O’Neil begins by noting that WMDs are bad enough in isolation, but that their synergies can make things worse. “The problem is that they’re feeding on each other.” (199) . They may have some benefits, but the poorest will suffer the worst (202).
How could regulation work? O’Neil proposes a data scientist’s ethical code, akin to medical doctors’ Hippocratic Oath (205). She goes on to describe how a state regulation would have to carefully measure WMD impact, how auditing movements could work, and that we should simply ditch some of the algorithms that can’t be fixed:
The only solution in such a case is to ditch the unfair system. Forget, at least for a decade or two, about building tools to measure the effectiveness of a teacher. (208)
Others should be “dumb[ed] down.” (210) . Some positive ones might work, even in education (216). Meanwhile, helpful actors like ProPublica can use algorithms to expose and oppose WMDs (211). Ultimately, black box algorithms should be opened to the public (214).
Afterward
(This is apparently new for the 2017 paperback edition)
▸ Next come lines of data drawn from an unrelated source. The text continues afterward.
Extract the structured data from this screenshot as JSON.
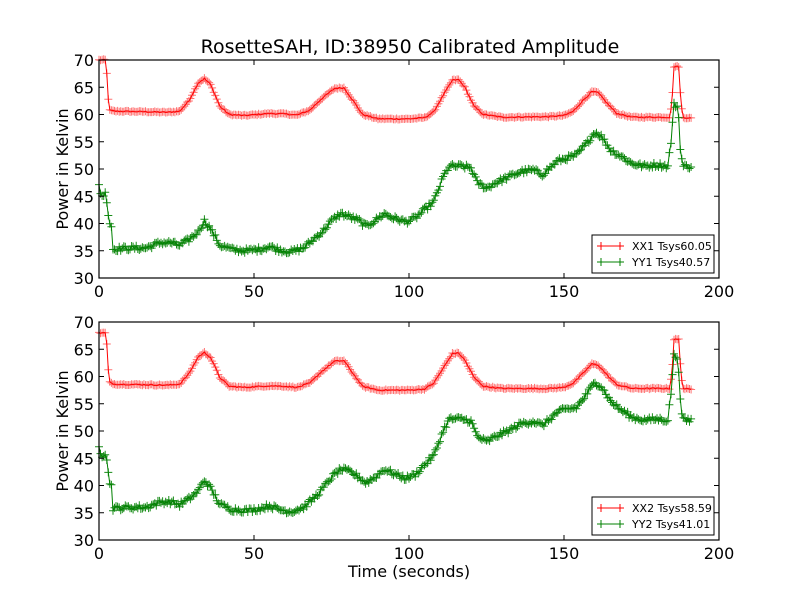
{
  "chart_data": [
    {
      "type": "line",
      "title": "RosetteSAH, ID:38950 Calibrated Amplitude",
      "xlabel": "",
      "ylabel": "Power in Kelvin",
      "xlim": [
        0,
        200
      ],
      "ylim": [
        30,
        70
      ],
      "xticks": [
        "0",
        "50",
        "100",
        "150",
        "200"
      ],
      "yticks": [
        "30",
        "35",
        "40",
        "45",
        "50",
        "55",
        "60",
        "65",
        "70"
      ],
      "grid": false,
      "legend_position": "lower-right",
      "marker": "plus",
      "series": [
        {
          "name": "XX1 Tsys60.05",
          "color": "#ff0000",
          "points": [
            [
              0,
              70
            ],
            [
              2,
              70
            ],
            [
              2.6,
              67
            ],
            [
              3.2,
              60.8
            ],
            [
              5,
              60.6
            ],
            [
              15,
              60.5
            ],
            [
              22,
              60.4
            ],
            [
              26,
              60.6
            ],
            [
              29,
              62.5
            ],
            [
              32,
              65.8
            ],
            [
              34,
              66.6
            ],
            [
              36,
              65.5
            ],
            [
              39,
              61.5
            ],
            [
              42,
              60
            ],
            [
              47,
              59.8
            ],
            [
              55,
              60.2
            ],
            [
              60,
              60.1
            ],
            [
              64,
              59.9
            ],
            [
              68,
              60.8
            ],
            [
              72,
              63
            ],
            [
              76,
              64.8
            ],
            [
              79,
              64.9
            ],
            [
              82,
              62.5
            ],
            [
              85,
              60
            ],
            [
              90,
              59.2
            ],
            [
              100,
              59.2
            ],
            [
              105,
              59.4
            ],
            [
              108,
              60.5
            ],
            [
              111,
              63.5
            ],
            [
              114,
              66.3
            ],
            [
              116,
              66.4
            ],
            [
              118,
              65
            ],
            [
              121,
              61.5
            ],
            [
              124,
              60
            ],
            [
              130,
              59.5
            ],
            [
              145,
              59.6
            ],
            [
              150,
              59.8
            ],
            [
              153,
              60.6
            ],
            [
              156,
              62.5
            ],
            [
              159,
              64.2
            ],
            [
              161,
              64
            ],
            [
              164,
              62
            ],
            [
              167,
              60.2
            ],
            [
              172,
              59.5
            ],
            [
              184,
              59.5
            ],
            [
              184.8,
              62
            ],
            [
              185.5,
              68.8
            ],
            [
              187,
              68.8
            ],
            [
              187.6,
              63
            ],
            [
              188.3,
              59.5
            ],
            [
              191,
              59.3
            ]
          ]
        },
        {
          "name": "YY1 Tsys40.57",
          "color": "#008000",
          "points": [
            [
              0,
              47
            ],
            [
              0.8,
              45
            ],
            [
              2,
              45.5
            ],
            [
              2.6,
              44
            ],
            [
              3.2,
              40.5
            ],
            [
              4,
              39.5
            ],
            [
              4.5,
              35.3
            ],
            [
              10,
              35.5
            ],
            [
              15,
              35.5
            ],
            [
              20,
              36.5
            ],
            [
              23,
              36.5
            ],
            [
              26,
              36
            ],
            [
              29,
              37
            ],
            [
              32,
              38.5
            ],
            [
              34,
              40.5
            ],
            [
              36,
              39
            ],
            [
              39,
              36
            ],
            [
              43,
              35.2
            ],
            [
              48,
              35
            ],
            [
              52,
              35.3
            ],
            [
              55,
              35.8
            ],
            [
              58,
              35.2
            ],
            [
              62,
              34.8
            ],
            [
              66,
              35.5
            ],
            [
              69,
              37
            ],
            [
              72,
              38.5
            ],
            [
              75,
              40.5
            ],
            [
              78,
              41.8
            ],
            [
              81,
              41.2
            ],
            [
              84,
              40.5
            ],
            [
              86,
              39.5
            ],
            [
              89,
              40.5
            ],
            [
              92,
              41.8
            ],
            [
              95,
              41
            ],
            [
              99,
              40.3
            ],
            [
              102,
              41
            ],
            [
              105,
              42.5
            ],
            [
              108,
              44
            ],
            [
              111,
              48.5
            ],
            [
              113,
              50.5
            ],
            [
              117,
              50.5
            ],
            [
              120,
              50.2
            ],
            [
              122,
              47.5
            ],
            [
              125,
              46.5
            ],
            [
              128,
              47.5
            ],
            [
              132,
              48.5
            ],
            [
              136,
              49.5
            ],
            [
              140,
              49.8
            ],
            [
              143,
              49
            ],
            [
              145,
              50
            ],
            [
              148,
              51.5
            ],
            [
              151,
              52
            ],
            [
              154,
              52.5
            ],
            [
              157,
              54.5
            ],
            [
              160,
              56.8
            ],
            [
              162,
              56
            ],
            [
              165,
              53.5
            ],
            [
              168,
              52.5
            ],
            [
              172,
              51
            ],
            [
              176,
              50.5
            ],
            [
              180,
              50.8
            ],
            [
              183.5,
              50.5
            ],
            [
              184.5,
              55
            ],
            [
              185.5,
              61.8
            ],
            [
              186.8,
              61.5
            ],
            [
              187.5,
              54
            ],
            [
              188.3,
              50.5
            ],
            [
              191,
              50.5
            ]
          ]
        }
      ]
    },
    {
      "type": "line",
      "title": "",
      "xlabel": "Time (seconds)",
      "ylabel": "Power in Kelvin",
      "xlim": [
        0,
        200
      ],
      "ylim": [
        30,
        70
      ],
      "xticks": [
        "0",
        "50",
        "100",
        "150",
        "200"
      ],
      "yticks": [
        "30",
        "35",
        "40",
        "45",
        "50",
        "55",
        "60",
        "65",
        "70"
      ],
      "grid": false,
      "legend_position": "lower-right",
      "marker": "plus",
      "series": [
        {
          "name": "XX2 Tsys58.59",
          "color": "#ff0000",
          "points": [
            [
              0,
              68
            ],
            [
              2,
              68
            ],
            [
              2.6,
              65.5
            ],
            [
              3.2,
              59
            ],
            [
              5,
              58.6
            ],
            [
              15,
              58.5
            ],
            [
              22,
              58.4
            ],
            [
              26,
              58.6
            ],
            [
              29,
              60.5
            ],
            [
              32,
              63.6
            ],
            [
              34,
              64.4
            ],
            [
              36,
              63.5
            ],
            [
              39,
              59.8
            ],
            [
              42,
              58.2
            ],
            [
              47,
              58
            ],
            [
              55,
              58.3
            ],
            [
              60,
              58.2
            ],
            [
              64,
              58
            ],
            [
              68,
              58.8
            ],
            [
              72,
              61
            ],
            [
              76,
              62.8
            ],
            [
              79,
              62.9
            ],
            [
              82,
              60.5
            ],
            [
              85,
              58.2
            ],
            [
              90,
              57.5
            ],
            [
              100,
              57.5
            ],
            [
              105,
              57.7
            ],
            [
              108,
              58.8
            ],
            [
              111,
              61.5
            ],
            [
              114,
              64.2
            ],
            [
              116,
              64.3
            ],
            [
              118,
              63
            ],
            [
              121,
              59.8
            ],
            [
              124,
              58.2
            ],
            [
              130,
              57.8
            ],
            [
              145,
              57.8
            ],
            [
              150,
              58
            ],
            [
              153,
              58.8
            ],
            [
              156,
              60.5
            ],
            [
              159,
              62.3
            ],
            [
              161,
              62.1
            ],
            [
              164,
              60.2
            ],
            [
              167,
              58.5
            ],
            [
              172,
              57.8
            ],
            [
              184,
              57.8
            ],
            [
              184.8,
              60.5
            ],
            [
              185.5,
              66.8
            ],
            [
              187,
              66.8
            ],
            [
              187.6,
              61.5
            ],
            [
              188.3,
              57.8
            ],
            [
              191,
              57.6
            ]
          ]
        },
        {
          "name": "YY2 Tsys41.01",
          "color": "#008000",
          "points": [
            [
              0,
              47.5
            ],
            [
              0.8,
              45.5
            ],
            [
              2,
              46
            ],
            [
              2.6,
              44.5
            ],
            [
              3.2,
              41
            ],
            [
              4,
              40
            ],
            [
              4.5,
              35.8
            ],
            [
              10,
              36
            ],
            [
              15,
              36
            ],
            [
              20,
              37
            ],
            [
              23,
              37
            ],
            [
              26,
              36.5
            ],
            [
              29,
              37.5
            ],
            [
              32,
              39
            ],
            [
              34,
              41
            ],
            [
              36,
              39.5
            ],
            [
              39,
              36.5
            ],
            [
              43,
              35.6
            ],
            [
              48,
              35.4
            ],
            [
              52,
              35.8
            ],
            [
              55,
              36.3
            ],
            [
              58,
              35.6
            ],
            [
              62,
              35.2
            ],
            [
              66,
              36
            ],
            [
              69,
              37.5
            ],
            [
              72,
              39.3
            ],
            [
              75,
              41.5
            ],
            [
              78,
              43
            ],
            [
              81,
              42.5
            ],
            [
              84,
              41.5
            ],
            [
              86,
              40.5
            ],
            [
              89,
              41.5
            ],
            [
              92,
              43
            ],
            [
              95,
              42.2
            ],
            [
              99,
              41.3
            ],
            [
              102,
              42
            ],
            [
              105,
              43.8
            ],
            [
              108,
              45.5
            ],
            [
              111,
              50
            ],
            [
              113,
              52.2
            ],
            [
              117,
              52.2
            ],
            [
              120,
              51.8
            ],
            [
              122,
              49
            ],
            [
              125,
              48
            ],
            [
              128,
              49
            ],
            [
              132,
              50
            ],
            [
              136,
              51.3
            ],
            [
              140,
              51.8
            ],
            [
              143,
              51
            ],
            [
              145,
              52
            ],
            [
              148,
              53.5
            ],
            [
              151,
              54
            ],
            [
              154,
              54.3
            ],
            [
              157,
              56.5
            ],
            [
              160,
              59
            ],
            [
              162,
              58.2
            ],
            [
              165,
              55.5
            ],
            [
              168,
              54
            ],
            [
              172,
              52.5
            ],
            [
              176,
              52
            ],
            [
              180,
              52.2
            ],
            [
              183.5,
              52
            ],
            [
              184.5,
              57
            ],
            [
              185.5,
              63.8
            ],
            [
              186.8,
              63.5
            ],
            [
              187.5,
              55.5
            ],
            [
              188.3,
              52
            ],
            [
              191,
              52
            ]
          ]
        }
      ]
    }
  ]
}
We begin with the 2016 election and the role algorithms played in it, from polling to Facebook. ProPublica again appears in a heroic role, exposing another WMD in the justice system (223-4). O’Neil is skeptical about polling, criticizing it for generating bad readings, and thinks its importance will dwindle in the wake of Trump’s win (221-2).
The author also offers a modification to her previous work, suggesting that we understand algorithms by “identify[ing] the stakeholders and weigh[ing] their relative harms.” (225) . That means balancing costs and benefits across society, such as comparing people protected by software versus those harmed. One example is the state of Michigan, whose employment tracking program falsely accused 20,000 people of fraud, injuring their reputations, along with their ability to get jobs (226-7). O’Neil also recommends that we examine not only data processing but collection (229).
Questions
- How can political campaigns best use big data and data analytics without causing harm?
- Which educational uses of algorithms actually benefit learners?
- Which actors (agencies, nonprofits, companies, scholars) are best placed to help address the problems O’Neil identifies?
- Are there themes in the book we haven’t addressed, that we should?
And that brings us to the end of this reading.